The volume dedicates ample space to the Vatican and the Catholic Church. The writing of this section was entrusted to Cardinal Jorge Mejía, retired archivist and librarian of the Holy See.

Cardinal Walter Kasper, president of the Pontifical Council for Promoting Christian Unity; Cardinal Thomas Spidlik, of the Pontifical Institute of Oriental Studies; and Archbishop Verezskz Evgheny, rector of the Ecclesial Academy of Moscow, attended the meeting last Tuesday.

The work, “with which we endeavor to help Christians rediscover the Orthodox Churches,” began in 2000 and is being carried out by the “Orthodox Encyclopedia” Research Center of the Russian Orthodox Church, Vatican Radio quoted Archbishop Evgheny as saying.

The center was founded under the patronage of the Patriarchate of Moscow and Russian President Vladimir Putin, who gave John Paul II the first six volumes of this monumental work last November.

“This encyclopedia can be considered one of the most important and fortunate steps of the Russian Orthodox Church in carrying out its duty of a new evangelization in Europe,” Cardinal Kasper said.

The cardinal sees in this initiative the reciprocal commitment of the Catholic and Orthodox traditions “to present themselves to one another to rediscover the true face of the identity proper to each, an identity that is complementary and that has depicted the Christian face of Europe.”

However, it is not enough for the Continent to breathe with two lungs, East and West, Cardinal Spidlik said during the meeting. “Europe must have only one heart,” he stressed.

In this perspective, said Serghey Kravetz, president of the Orthodox Encyclopedia, it is necessary to nourish, both in the East as well as in the West, the perception of the common roots of Europe.

Thus the encyclopedia includes numerous voices dedicated to the Christian saints of the first centuries, common to the Catholic and Orthodox traditions.

The work took shape in the early 20th century at the initiative of some academic and theological institutions.
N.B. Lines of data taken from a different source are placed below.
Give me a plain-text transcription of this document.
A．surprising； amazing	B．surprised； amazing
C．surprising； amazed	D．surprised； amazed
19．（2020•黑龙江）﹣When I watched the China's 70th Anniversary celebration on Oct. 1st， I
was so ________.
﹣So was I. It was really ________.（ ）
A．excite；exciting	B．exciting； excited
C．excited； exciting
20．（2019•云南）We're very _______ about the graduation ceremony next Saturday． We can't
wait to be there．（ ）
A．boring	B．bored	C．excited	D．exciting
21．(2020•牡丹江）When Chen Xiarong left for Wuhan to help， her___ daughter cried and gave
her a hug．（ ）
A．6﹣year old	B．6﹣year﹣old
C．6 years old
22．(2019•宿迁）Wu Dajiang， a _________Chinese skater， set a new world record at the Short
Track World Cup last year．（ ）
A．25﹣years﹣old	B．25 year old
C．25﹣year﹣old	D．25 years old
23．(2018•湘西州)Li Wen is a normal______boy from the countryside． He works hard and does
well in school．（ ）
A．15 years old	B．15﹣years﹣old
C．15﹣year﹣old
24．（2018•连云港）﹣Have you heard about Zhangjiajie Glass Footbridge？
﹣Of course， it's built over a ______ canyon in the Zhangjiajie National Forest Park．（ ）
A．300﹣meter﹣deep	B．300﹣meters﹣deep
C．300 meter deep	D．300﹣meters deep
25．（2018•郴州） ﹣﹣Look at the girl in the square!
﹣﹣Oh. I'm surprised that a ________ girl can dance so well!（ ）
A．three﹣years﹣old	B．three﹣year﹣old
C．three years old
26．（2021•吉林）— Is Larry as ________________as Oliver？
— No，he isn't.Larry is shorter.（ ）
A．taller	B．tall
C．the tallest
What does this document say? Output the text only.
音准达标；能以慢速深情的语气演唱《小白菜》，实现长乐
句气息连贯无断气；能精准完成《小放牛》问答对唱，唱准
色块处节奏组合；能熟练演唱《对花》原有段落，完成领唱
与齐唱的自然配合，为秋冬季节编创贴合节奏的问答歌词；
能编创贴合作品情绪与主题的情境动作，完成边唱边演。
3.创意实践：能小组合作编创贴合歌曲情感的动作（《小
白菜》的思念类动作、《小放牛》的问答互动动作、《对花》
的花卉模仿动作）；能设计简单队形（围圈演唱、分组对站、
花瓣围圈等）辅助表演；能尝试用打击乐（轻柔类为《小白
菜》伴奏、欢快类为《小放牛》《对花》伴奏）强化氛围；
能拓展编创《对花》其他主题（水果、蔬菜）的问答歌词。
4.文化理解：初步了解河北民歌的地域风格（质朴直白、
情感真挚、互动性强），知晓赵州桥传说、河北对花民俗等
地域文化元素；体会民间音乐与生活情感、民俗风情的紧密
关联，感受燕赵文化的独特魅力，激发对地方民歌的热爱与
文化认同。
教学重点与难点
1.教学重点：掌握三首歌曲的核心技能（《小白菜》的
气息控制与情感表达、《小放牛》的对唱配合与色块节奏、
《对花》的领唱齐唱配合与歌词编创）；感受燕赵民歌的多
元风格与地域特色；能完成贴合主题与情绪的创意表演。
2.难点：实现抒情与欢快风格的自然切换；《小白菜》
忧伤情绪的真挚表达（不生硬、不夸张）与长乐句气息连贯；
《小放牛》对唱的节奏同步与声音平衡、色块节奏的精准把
Works for the edition of the Orthodox Theological Encyclopedia began and included many voices for the A-K section, before being interrupted by the outbreak of the 1917 Revolution.

The work was taken up again in the 1970s. The publishing department of the Moscow Patriarchate will now make it possible to complete this undertaking.

The next 23 volumes of the encyclopedia, enriched with colored illustrations, will be published in the course of the next 12 years. The plan is to publish 50,000 copies of each volume.